Conventional mixers are widely used in radio-telephones and other applications requiring the generation of the product of two analog waveforms or signals. It is known from trigonometry that the product is a signal at the sum and difference of the frequencies of the two input signals, i.e., the "sum and difference frequencies." The process for obtaining the product can be called mixing or multiplication.
Idealy, mixers are double balanced, single balanced or not balanced. In a double-balanced mixer, only the product of the two signals, i.e., the sum and difference frequencies, are produced. On the other hand, a single-balanced mixer produces an output containing additional components at the frequencies of one of the input signals and its harmonics. In a mixer that is not balanced, the additional components include frequencies of both input signals and their harmonics. The latter type of mixer can be implemented by applying the two signals to a non-linear device, such as, for example, a forward-biased diode, which non-linearly combines the two input signals.

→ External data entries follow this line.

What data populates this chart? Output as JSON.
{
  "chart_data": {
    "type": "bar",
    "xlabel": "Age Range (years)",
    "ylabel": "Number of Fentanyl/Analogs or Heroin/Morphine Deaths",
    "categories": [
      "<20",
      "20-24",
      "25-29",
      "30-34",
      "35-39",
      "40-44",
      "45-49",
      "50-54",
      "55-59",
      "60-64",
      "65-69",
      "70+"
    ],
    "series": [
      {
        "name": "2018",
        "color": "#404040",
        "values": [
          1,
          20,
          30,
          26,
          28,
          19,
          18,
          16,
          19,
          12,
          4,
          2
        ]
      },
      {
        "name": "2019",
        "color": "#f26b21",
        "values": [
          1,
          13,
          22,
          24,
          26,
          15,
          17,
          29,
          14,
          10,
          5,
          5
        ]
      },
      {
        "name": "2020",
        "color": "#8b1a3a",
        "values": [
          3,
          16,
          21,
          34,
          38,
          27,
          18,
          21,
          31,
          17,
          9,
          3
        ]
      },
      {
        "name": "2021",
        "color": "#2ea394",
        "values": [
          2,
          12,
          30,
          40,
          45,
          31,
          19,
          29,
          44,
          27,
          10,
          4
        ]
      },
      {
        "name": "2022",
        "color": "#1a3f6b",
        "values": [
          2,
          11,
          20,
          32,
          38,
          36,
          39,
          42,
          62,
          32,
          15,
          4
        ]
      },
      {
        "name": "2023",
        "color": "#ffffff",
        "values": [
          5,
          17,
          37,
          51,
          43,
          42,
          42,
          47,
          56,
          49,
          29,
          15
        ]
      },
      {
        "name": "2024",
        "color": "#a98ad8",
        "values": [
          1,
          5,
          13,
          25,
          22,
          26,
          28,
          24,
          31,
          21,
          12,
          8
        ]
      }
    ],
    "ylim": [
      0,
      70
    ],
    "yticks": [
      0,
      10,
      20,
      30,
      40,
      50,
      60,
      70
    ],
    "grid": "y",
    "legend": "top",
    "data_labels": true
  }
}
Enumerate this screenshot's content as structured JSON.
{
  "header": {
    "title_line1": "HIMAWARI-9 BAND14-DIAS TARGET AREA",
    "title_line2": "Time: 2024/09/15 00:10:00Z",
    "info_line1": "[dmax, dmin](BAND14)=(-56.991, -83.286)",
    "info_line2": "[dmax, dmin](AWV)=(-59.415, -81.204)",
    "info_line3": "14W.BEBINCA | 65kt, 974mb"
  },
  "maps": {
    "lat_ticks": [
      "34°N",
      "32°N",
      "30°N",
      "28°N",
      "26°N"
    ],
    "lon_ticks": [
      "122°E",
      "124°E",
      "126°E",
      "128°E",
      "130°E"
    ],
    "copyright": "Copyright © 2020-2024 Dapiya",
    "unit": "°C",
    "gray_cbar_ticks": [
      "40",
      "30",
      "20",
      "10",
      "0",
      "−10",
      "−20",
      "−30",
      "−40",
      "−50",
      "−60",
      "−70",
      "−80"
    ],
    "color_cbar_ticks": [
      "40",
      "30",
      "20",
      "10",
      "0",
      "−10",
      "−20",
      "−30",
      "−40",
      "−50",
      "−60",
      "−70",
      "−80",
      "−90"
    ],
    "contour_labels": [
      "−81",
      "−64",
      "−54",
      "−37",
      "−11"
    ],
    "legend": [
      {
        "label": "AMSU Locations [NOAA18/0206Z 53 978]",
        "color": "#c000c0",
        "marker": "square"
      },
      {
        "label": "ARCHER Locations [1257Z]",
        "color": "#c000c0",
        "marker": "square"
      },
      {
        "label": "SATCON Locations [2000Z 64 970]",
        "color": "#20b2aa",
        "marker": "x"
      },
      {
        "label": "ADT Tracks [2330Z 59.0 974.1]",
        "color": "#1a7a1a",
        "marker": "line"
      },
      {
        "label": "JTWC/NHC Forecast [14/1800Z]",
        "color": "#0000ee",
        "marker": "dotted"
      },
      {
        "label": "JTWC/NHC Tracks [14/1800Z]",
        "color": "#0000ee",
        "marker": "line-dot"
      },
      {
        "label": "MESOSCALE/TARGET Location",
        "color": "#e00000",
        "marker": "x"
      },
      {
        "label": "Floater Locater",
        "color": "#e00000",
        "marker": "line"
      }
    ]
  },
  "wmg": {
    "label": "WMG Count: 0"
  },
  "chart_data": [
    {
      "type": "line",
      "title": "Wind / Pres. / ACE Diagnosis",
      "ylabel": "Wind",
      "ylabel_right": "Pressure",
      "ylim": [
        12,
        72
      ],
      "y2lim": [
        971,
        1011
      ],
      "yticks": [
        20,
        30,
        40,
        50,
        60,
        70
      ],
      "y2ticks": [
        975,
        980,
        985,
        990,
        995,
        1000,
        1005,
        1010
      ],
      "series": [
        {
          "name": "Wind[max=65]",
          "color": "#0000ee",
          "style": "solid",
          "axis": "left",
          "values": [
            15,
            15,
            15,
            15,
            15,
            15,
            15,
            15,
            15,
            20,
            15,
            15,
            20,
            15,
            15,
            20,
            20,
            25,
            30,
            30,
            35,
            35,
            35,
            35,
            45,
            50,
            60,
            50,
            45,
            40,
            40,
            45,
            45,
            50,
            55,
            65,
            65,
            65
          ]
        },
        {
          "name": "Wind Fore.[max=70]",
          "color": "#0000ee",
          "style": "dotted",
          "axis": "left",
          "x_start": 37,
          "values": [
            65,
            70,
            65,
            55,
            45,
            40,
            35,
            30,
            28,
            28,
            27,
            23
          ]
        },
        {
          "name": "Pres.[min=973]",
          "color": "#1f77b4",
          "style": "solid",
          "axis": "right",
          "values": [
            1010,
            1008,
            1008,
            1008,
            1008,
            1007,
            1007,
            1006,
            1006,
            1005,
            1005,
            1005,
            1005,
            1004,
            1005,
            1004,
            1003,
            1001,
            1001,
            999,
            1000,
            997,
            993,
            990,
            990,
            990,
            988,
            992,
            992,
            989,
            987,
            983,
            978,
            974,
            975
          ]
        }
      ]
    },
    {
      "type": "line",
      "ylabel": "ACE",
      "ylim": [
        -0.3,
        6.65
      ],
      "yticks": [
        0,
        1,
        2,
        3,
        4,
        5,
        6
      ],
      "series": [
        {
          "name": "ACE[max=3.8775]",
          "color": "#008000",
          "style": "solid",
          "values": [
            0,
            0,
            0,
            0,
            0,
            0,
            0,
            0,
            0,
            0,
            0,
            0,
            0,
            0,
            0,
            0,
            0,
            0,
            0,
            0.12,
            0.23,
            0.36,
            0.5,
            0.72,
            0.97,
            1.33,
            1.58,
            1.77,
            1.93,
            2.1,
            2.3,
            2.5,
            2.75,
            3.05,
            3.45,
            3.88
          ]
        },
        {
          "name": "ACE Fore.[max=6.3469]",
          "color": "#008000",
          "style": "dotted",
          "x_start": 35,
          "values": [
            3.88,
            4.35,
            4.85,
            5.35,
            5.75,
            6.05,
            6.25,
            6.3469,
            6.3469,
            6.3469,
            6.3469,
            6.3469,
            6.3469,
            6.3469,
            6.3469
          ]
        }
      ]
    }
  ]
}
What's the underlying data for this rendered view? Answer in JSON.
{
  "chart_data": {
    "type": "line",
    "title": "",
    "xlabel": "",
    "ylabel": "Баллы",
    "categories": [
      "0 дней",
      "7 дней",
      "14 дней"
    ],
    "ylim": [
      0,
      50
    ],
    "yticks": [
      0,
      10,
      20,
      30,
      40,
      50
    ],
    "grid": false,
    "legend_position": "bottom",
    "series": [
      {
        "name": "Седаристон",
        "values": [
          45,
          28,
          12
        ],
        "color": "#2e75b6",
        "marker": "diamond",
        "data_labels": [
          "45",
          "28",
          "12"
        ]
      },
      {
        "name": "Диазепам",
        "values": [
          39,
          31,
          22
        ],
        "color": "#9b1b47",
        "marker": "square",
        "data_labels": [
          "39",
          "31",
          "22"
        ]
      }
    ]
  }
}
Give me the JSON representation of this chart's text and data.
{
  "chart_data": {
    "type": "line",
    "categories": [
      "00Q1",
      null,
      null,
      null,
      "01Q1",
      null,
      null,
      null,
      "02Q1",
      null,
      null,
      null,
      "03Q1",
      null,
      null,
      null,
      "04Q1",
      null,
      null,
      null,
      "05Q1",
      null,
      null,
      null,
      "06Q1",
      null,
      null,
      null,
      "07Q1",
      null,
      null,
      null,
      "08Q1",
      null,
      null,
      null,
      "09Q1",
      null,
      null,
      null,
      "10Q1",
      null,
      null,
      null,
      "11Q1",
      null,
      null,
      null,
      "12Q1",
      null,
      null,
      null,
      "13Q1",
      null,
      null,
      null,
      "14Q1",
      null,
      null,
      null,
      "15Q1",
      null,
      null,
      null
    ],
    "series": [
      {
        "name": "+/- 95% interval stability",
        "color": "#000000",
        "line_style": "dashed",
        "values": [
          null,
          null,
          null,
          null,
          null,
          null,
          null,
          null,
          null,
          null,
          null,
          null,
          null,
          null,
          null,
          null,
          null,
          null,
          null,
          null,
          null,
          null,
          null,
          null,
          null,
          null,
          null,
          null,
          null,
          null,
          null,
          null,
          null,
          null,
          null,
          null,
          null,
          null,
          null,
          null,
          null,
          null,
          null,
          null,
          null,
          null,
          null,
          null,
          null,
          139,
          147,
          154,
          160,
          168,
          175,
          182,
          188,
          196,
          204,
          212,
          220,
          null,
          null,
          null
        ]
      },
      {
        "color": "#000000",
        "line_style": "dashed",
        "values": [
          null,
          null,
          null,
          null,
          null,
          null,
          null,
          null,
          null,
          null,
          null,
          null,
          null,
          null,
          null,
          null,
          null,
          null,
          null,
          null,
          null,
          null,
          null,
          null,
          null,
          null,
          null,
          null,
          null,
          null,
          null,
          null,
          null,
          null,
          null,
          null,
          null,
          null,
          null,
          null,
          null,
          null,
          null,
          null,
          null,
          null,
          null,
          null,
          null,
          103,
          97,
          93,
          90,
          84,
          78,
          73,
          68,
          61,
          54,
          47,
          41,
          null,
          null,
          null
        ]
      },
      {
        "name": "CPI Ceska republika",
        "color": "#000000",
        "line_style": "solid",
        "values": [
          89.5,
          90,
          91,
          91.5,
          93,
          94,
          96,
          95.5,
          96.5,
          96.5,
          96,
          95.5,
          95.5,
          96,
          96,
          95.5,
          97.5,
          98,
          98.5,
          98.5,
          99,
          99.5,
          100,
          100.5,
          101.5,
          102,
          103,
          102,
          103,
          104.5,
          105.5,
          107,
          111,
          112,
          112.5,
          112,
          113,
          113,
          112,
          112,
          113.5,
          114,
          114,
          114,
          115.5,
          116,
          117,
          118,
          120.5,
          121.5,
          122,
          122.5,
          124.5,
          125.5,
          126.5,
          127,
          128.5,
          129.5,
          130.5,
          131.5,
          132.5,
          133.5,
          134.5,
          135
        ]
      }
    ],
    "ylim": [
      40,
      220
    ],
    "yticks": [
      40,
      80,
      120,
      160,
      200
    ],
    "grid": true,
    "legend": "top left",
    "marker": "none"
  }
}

Depending on the application, mixers are also known as frequency translators, modulators, synchronous detectors and phase detectors, As mentioned above, mixers are usually employed in radio-telephones, in both conventional transmitters and receivers. IN typical transmitters, e.g., mixers are used to modulate RF carriers with audio signals. In a typical receiver of a radio-telephone, for example, an incoming radio frequency ("RF") signal is mixed, i.e., combined in a mixer, with an adjustable signal from a local oscillator ("LO") to produce a signal at an intermediate frequency ("IF"). Downstream, the receiver has one or more amplifiers, filters and other components for processing and demodulating the IF signal, and thereby extracting the information it carries. Changing the LO frequency tunes the receiver to different radio frequencies.
While generally suitable for such uses, known mixers can produce products containing unwanted components at various frequencies, sometimes including a direct current ("DC") offset. The unwanted components result from interfering signals or other undesired waveforms contained within the input signals to the mixer, or from distortion introduced within the mixer itself. The unwanted components in the output of the mixer can ripple through downstream electronic devices, further distorting signals being processed, and even impairing the receiver's performance.
In addition, signal levels within the mixer can shift the DC operating point or bias of electronic devices within the mixer. A mixer is typically designed to operate at a particular DC operating point, which is selected to allow the mixer to accept a broad range of input amplitudes, i.e., a maximum or near maximum "dynamic range," with a minimum of distortion for a particular application. Any shift of the operating point can reduce its dynamic range from that optimal level and thus increase signal distortions.
Filters downstream from the mixer have been employed in the prior art to remove unwanted components of the mixer output signal outside a band of interest (i.e., "out-of-band components"). Such filters do not, however, correct distortions within the band of interest (i.e., "in-band"). Also, even though the filters can remove the out-of-band unwanted components, they do so only after the signal has already passed from the mixer, and thus the prior art filters do not prevent the untoward effects of the unwanted components within the mixer itself.